Well, I had a lovely little adventure this past week (and by "lovely" I mean "bizarre and unbelievable," of course).
I was a bridesmaid in a wedding (Congratulations to Annie and Caleb Reynolds!!!), which was located about two and a half hours away from where I live.
The wedding rehearsal was set for the night before the big day.
"No big deal, I'll just drive over there directly after work and everything will be dandy!"
I lived in that optimistic delusion for approximately forty-five miles of interstate. Suddenly, I was met with a sea of brake lights and I found that the interstate had been transformed into a parking lot.
Now, please keep in mind that I drive a 1993 Dodge Dakota that has working air conditioning approximately half of the time. The odds were not in my favor that day as the summer sun pounded down on our immobile vehicles. My truck became an oven on wheels as I sat, still in my work clothes, in the middle of the slowest seventy mile per hour zone I have ever been in. Legless turtles in molasses could have made it to Prosser, Washington before me.
At one point I turned off my truck's engine, got out and started a conversation with my fellow captives. None of us could figure out what the hold-up could be.
It is construction season in Washington, but usually that only slows things up as opposed to creating a dead stop. One guy postulated that there must have been a multi-car wreck, but no one had seen ambulances going the other way which would have indicated such a catastrophe.
Finally, after over an hour someone up ahead yelled, "I think we have movement!"
Excitedly we all rushed back to our vehicles, started our engines and waited in anticipation. The car ahead of me began to roll forward and I followed, relieved to finally be moving. Then their brake lights flashed on and we were stopped again, a whole foot and a half gained.
We inched onwards like this for nearly an hour.
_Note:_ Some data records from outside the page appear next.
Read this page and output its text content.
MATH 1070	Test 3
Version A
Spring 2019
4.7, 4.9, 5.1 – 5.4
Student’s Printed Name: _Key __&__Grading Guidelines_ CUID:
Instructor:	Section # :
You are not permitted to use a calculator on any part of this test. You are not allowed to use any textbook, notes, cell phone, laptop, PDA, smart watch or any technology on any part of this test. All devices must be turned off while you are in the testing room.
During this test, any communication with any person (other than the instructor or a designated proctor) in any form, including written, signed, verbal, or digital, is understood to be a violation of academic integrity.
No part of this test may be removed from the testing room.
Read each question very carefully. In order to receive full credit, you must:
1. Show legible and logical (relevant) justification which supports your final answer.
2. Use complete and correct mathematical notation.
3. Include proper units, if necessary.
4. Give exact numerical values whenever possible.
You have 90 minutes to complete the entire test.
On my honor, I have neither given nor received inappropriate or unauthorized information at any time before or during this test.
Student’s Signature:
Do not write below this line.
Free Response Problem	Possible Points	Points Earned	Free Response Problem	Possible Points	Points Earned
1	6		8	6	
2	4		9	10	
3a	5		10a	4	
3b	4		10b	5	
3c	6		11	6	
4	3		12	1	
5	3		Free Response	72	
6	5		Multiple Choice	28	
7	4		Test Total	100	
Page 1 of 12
Miles of cars were piled up behind me as we trudged ever onwards towards our seemingly impossible destination.
Finally, after having been thoroughly roasted in my own vehicle, I crested a small hill and saw that I was near the front of the line to escape the mass of trapped cars.
I also saw what had created our two hours of traffic purgatory: A two story house had fallen off of a trailer and had landed smack in the middle of the interstate.
Yep, you read correctly, someone dropped a two-story house and created a several mile long parking lot on a seventy mile per hour stretch of road. As I drove by I half expected to see the Wicked Witch of the East's feet curl up and vanish under the house while the Wicked Witch of the West yelled, "I'll get you my pretty and your little dog Toto too!"
As I inched forward I got the opportunity to watch a tractor pull the second story off of the road.
My two and a half hours road trip turned into a four and a half hour long test of my ability to not scream at slow moving vehicles. When I finally did arrive, well after the rehearsal was completed, and explained my predicament my friend Annie just shook her head and said, "Only you would travel to The Magical Land of Oz and leave to try and make it to a wedding rehearsal."
So what lessons can be learned from my little misadventure?
1. Make sure you properly tie down any and all houses you might want to move. Particularly if you are going to be transporting them on the main artery through a state so that you don't give it a coronary or kill any unsuspecting witches.
2. You can cook an egg on the hood of my truck on a hot day. Granted, I didn't have an egg to test this with, but considering my plastic water bottle melted there, I'm guessing it could effectively fry an egg.